For a councilor of the Cabildo of Lanzarote it is especially unbearable to hear that "there is no money" at this precise moment in which, in a few days, the Cabildo's budgets for this year, which have been presented as "the largest in history", will begin to be discussed. And so it is, it is the largest budget in the history of the Island Council with more than 183 million euros thanks to the 38 million euros budgeted that come from the famous funds of the Canary Islands Development Fund (FDCAN), a total of 1,600 million euros in ten years that the Government of the Canary Islands decided could not be allocated to Health or Education.

In the AFOL study on the interest / cost of implementing a radiotherapy service on the island, the cost of building the bunker and installing the necessary equipment is around 2.8 million euros to which, obviously, the cost of the personnel necessary for its start-up would have to be added. I will cite only some of the projects that the Cabildo plans to finance with FDCAN funds in the coming years:

Island Olympic swimming pool: 3 million euros

Adaptation of the Museum of Contemporary Art of Arrecife: 4.4 million euros

La Fermina nautical center: 4.5 million euros

Bike path: 5.1 million euros

Improved mobility in tourist areas: 5.2 million euros

Rehabilitation of spaces for tourist use: 5.8 million euros

Smart Island Project (new technologies linked to tourism): 7.2 million euros

Tourist dynamization infrastructures: 7.5 million euros

Island Plan for Open Commercial Zones: 25 million euros

It goes without saying that possibly all these projects will be very interesting for the island, but putting them on the table without having resolved the basic needs of the population (and a radiotherapy unit is) and alleging, when it is not true, that there is a lack of economic resources, is an insult to citizens and, ultimately, is a symptom that we live in a sick society.

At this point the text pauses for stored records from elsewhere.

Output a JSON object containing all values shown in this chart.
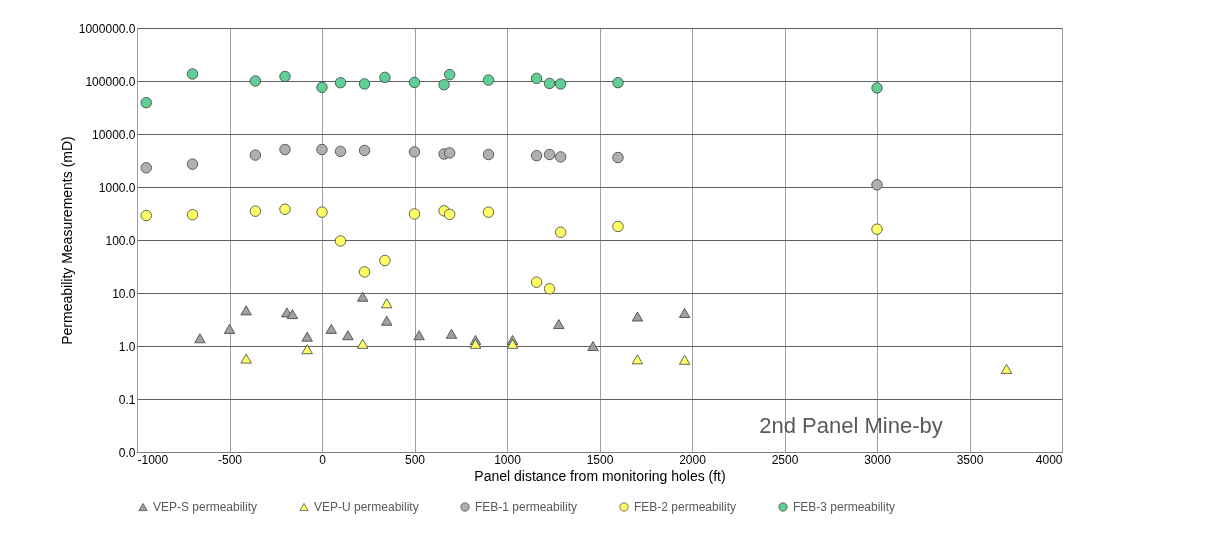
{
  "chart_data": {
    "type": "scatter",
    "xlabel": "Panel distance from monitoring holes (ft)",
    "ylabel": "Permeability Measurements (mD)",
    "log": "y",
    "grid": true,
    "legend": "bottom",
    "xlim": [
      -1000,
      4000
    ],
    "xticks": [
      -1000,
      -500,
      0,
      500,
      1000,
      1500,
      2000,
      2500,
      3000,
      3500,
      4000
    ],
    "ylim": [
      0.01,
      1000000
    ],
    "yticks": [
      {
        "value": 0.01,
        "label": "0.0"
      },
      {
        "value": 0.1,
        "label": "0.1"
      },
      {
        "value": 1,
        "label": "1.0"
      },
      {
        "value": 10,
        "label": "10.0"
      },
      {
        "value": 100,
        "label": "100.0"
      },
      {
        "value": 1000,
        "label": "1000.0"
      },
      {
        "value": 10000,
        "label": "10000.0"
      },
      {
        "value": 100000,
        "label": "100000.0"
      },
      {
        "value": 1000000,
        "label": "1000000.0"
      }
    ],
    "annotations": [
      "2nd Panel Mine-by"
    ],
    "series": [
      {
        "name": "VEP-S permeability",
        "color": "#a0a0a0",
        "marker": "triangle",
        "x": [
          -660,
          -500,
          -410,
          -190,
          -160,
          -80,
          50,
          140,
          220,
          350,
          525,
          700,
          830,
          1030,
          1280,
          1465,
          1705,
          1960
        ],
        "values": [
          1.4,
          2.1,
          4.7,
          4.3,
          4.0,
          1.5,
          2.1,
          1.6,
          8.5,
          3.0,
          1.6,
          1.7,
          1.3,
          1.3,
          2.6,
          1.0,
          3.6,
          4.2
        ]
      },
      {
        "name": "VEP-U permeability",
        "color": "#ffff66",
        "marker": "triangle",
        "x": [
          -410,
          -80,
          220,
          350,
          830,
          1030,
          1705,
          1960,
          3700
        ],
        "values": [
          0.58,
          0.87,
          1.1,
          6.4,
          1.1,
          1.1,
          0.56,
          0.55,
          0.37
        ]
      },
      {
        "name": "FEB-1 permeability",
        "color": "#b0b0b0",
        "marker": "circle",
        "x": [
          -950,
          -700,
          -360,
          -200,
          0,
          100,
          230,
          500,
          660,
          690,
          900,
          1160,
          1230,
          1290,
          1600,
          3000
        ],
        "values": [
          2300,
          2700,
          4000,
          5100,
          5100,
          4700,
          4900,
          4600,
          4200,
          4400,
          4100,
          3900,
          4100,
          3700,
          3600,
          1100
        ]
      },
      {
        "name": "FEB-2 permeability",
        "color": "#ffff66",
        "marker": "circle",
        "x": [
          -950,
          -700,
          -360,
          -200,
          0,
          100,
          230,
          340,
          500,
          660,
          690,
          900,
          1160,
          1230,
          1290,
          1600,
          3000
        ],
        "values": [
          290,
          300,
          350,
          380,
          335,
          96,
          25,
          41,
          310,
          355,
          305,
          335,
          16,
          12,
          140,
          180,
          160
        ]
      },
      {
        "name": "FEB-3 permeability",
        "color": "#5fcf95",
        "marker": "circle",
        "x": [
          -950,
          -700,
          -360,
          -200,
          0,
          100,
          230,
          340,
          500,
          660,
          690,
          900,
          1160,
          1230,
          1290,
          1600,
          3000
        ],
        "values": [
          39000,
          136000,
          100000,
          122000,
          76000,
          93000,
          88000,
          117000,
          94000,
          85000,
          132000,
          104000,
          112000,
          90000,
          88000,
          93000,
          74000
        ]
      }
    ]
  }
}
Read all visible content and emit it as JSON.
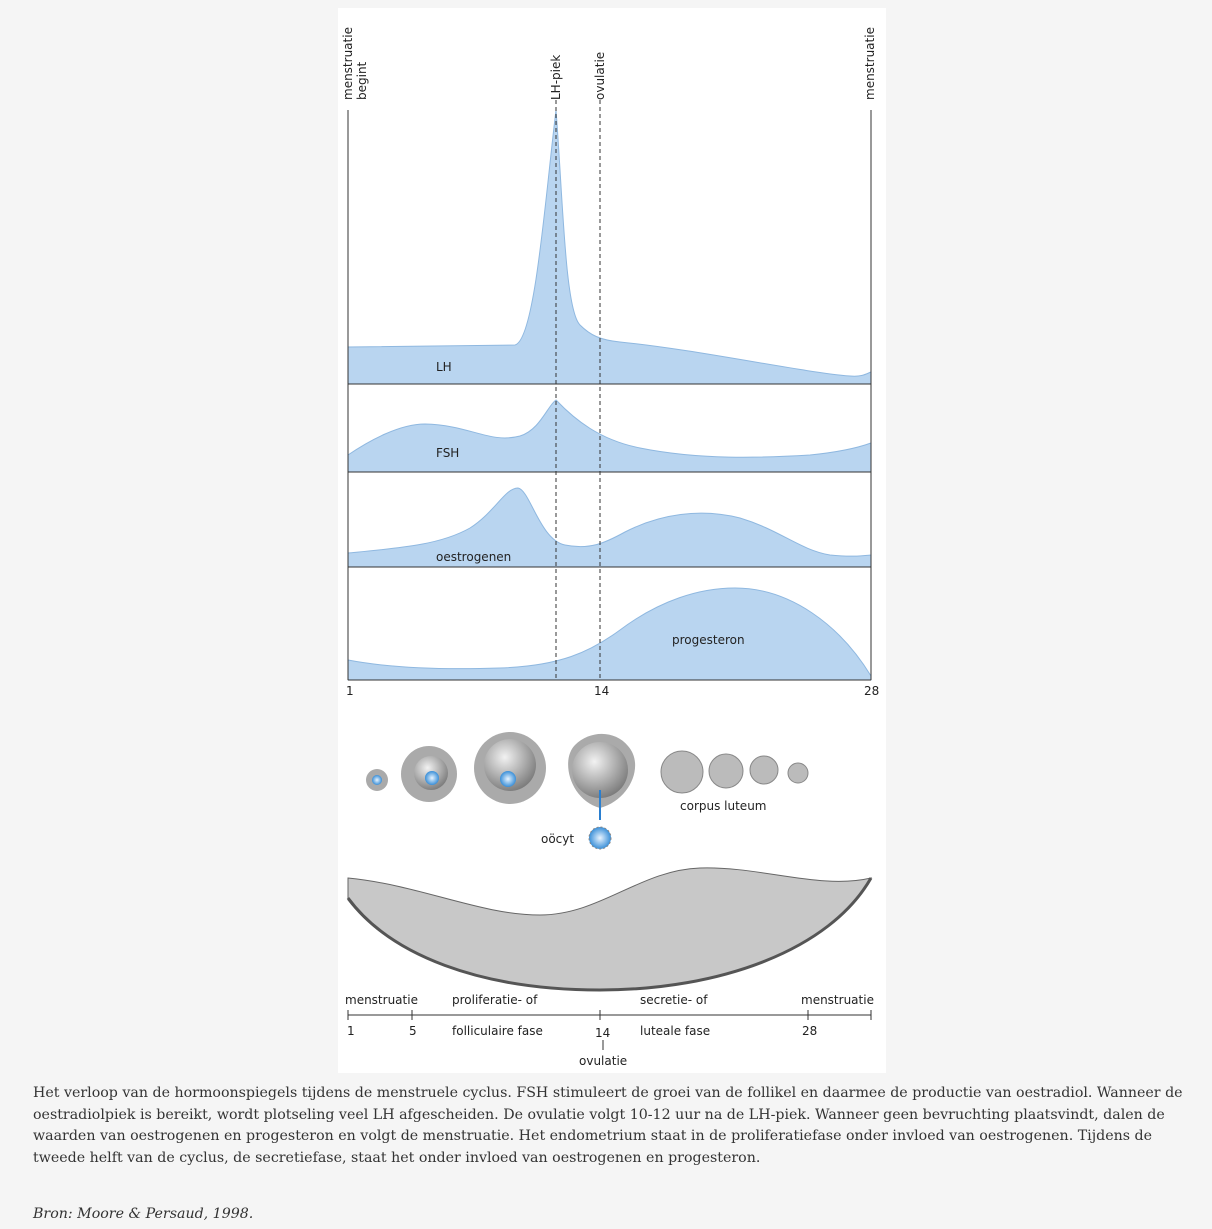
{
  "figure": {
    "top_labels": {
      "start": [
        "menstruatie",
        "begint"
      ],
      "lh_peak": "LH-piek",
      "ovulation": "ovulatie",
      "end": "menstruatie"
    },
    "hormones": [
      "LH",
      "FSH",
      "oestrogenen",
      "progesteron"
    ],
    "axis_labels": [
      1,
      14,
      28
    ],
    "follicle_labels": {
      "oocyte": "oöcyt",
      "corpus_luteum": "corpus luteum"
    },
    "timeline": {
      "phases_top": [
        "menstruatie",
        "proliferatie- of",
        "secretie- of",
        "menstruatie"
      ],
      "phases_bottom": [
        "folliculaire fase",
        "luteale fase"
      ],
      "days": [
        1,
        5,
        14,
        28
      ],
      "ovulation": "ovulatie"
    }
  },
  "caption": "Het verloop van de hormoonspiegels tijdens de menstruele cyclus. FSH stimuleert de groei van de follikel en daarmee de productie van oestradiol. Wanneer de oestradiolpiek is bereikt, wordt plotseling veel LH afgescheiden. De ovulatie volgt 10-12 uur na de LH-piek. Wanneer geen bevruchting plaatsvindt, dalen de waarden van oestrogenen en progesteron en volgt de menstruatie. Het endometrium staat in de proliferatiefase onder invloed van oestrogenen. Tijdens de tweede helft van de cyclus, de secretiefase, staat het onder invloed van oestrogenen en progesteron.",
  "source": "Bron: Moore & Persaud, 1998."
}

Of course, in the background there are other issues, as denounced by the AFOL spokesperson last Saturday. Mainly, the process of privatization of health, which our regional government is pushing for us to move towards a model, which already exists in other countries, where only those who have the money to pay for it can be treated by a doctor. "Does the 34 million euros that have been spent on private healthcare seem little to you?", echoed at the doors of the Cabildo.

But at the bottom of the bottom, in the deepest part of the problem, there is an element that we already pointed out in June 2015, when we took office as councilors of the Cabildo. It's not a money problem. It is a problem of blindness. What sensitivity is a deputy of the Canarian Parliament who earns 7,500 euros a month going to have? What vision can someone have who knows that if he/she or someone close to him/her encounters a serious illness, he/she will be able to go immediately to the best private hospitals? What position are those who are committed to privatizing healthcare going to defend so that a few (including them, of course) can do business with the suffering of the majority? What do they care about solving a problem that is only for the poor?